Michael Huang

Introduce yourself...

I am a graduate student in my second year of MSc in the Agricultural and Resource Economics program at the Department of Resource Economics and Environmental Sociology.

What are you researching and what do you hope comes out of your research?

I'm researching the economics aspects of wildfire suppression expenditures in Alberta. Through my research, I want to help decision-makers if Alberta Wildfire considers how best practices in firefighting resource allocation can be made even better.

How did presenting a Three Minute Thesis (3MT) help explain your research to the public?

Preparation for the 3MT has helped me consider how university research can be communicated to the general public in an accessible manner. Whether it's pitching an idea to funding agencies who are interested in fresh perspectives or just catching up with grandma, a 3MT presenter who can communicate effectively will do justice to their research.

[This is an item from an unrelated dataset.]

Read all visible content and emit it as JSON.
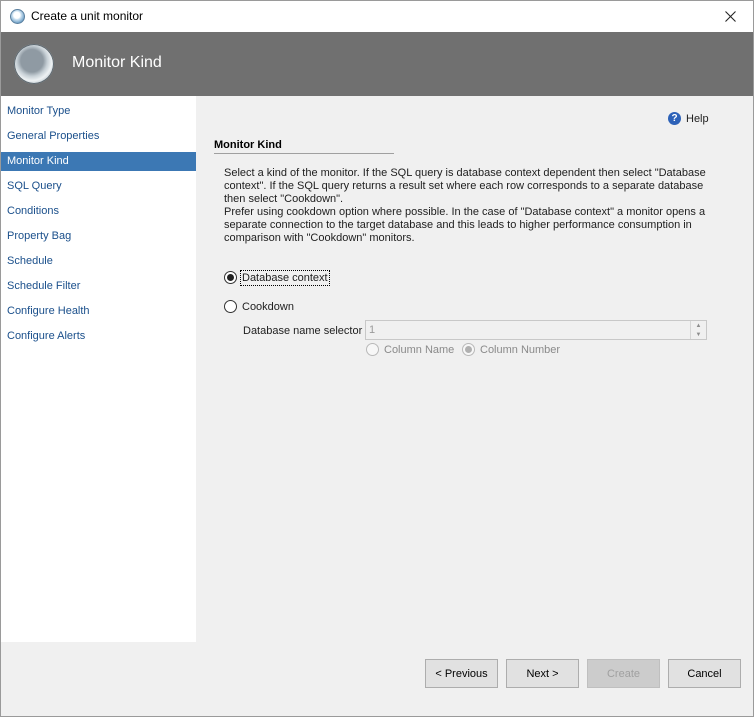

What inspires you to do research?

I'm inspired by the work of experimental and applied economists, on whose shoulders I stand to develop my own research. I continue to be fascinated by the innovation demonstrated by economics researchers who are approaching problems, big and small.

What are three keywords important to your 3MT?

engaging, descriptive, curious

How has your research changed during COVID-19?

Due to the remote delivery of this academic year, I have missed out on good deliberative discussions with my colleagues in the department, which has been difficult to replicate over a screen. Were it not for this health crisis, I would have liked to have had the chance to meet face-to-face with our funding partners in Alberta Wildfire, to see how the operations we are analyzing are taking place in the field.

If you had to dedicate your research to anyone from the past, present, or future, who would it be and why?

To the one million and growing population of Albertans who are living in the wildland-urban interface. My research will generate results, and hopefully more research interest, on how resources can be best allocated to protect human and ecological communities from wildland fire risks.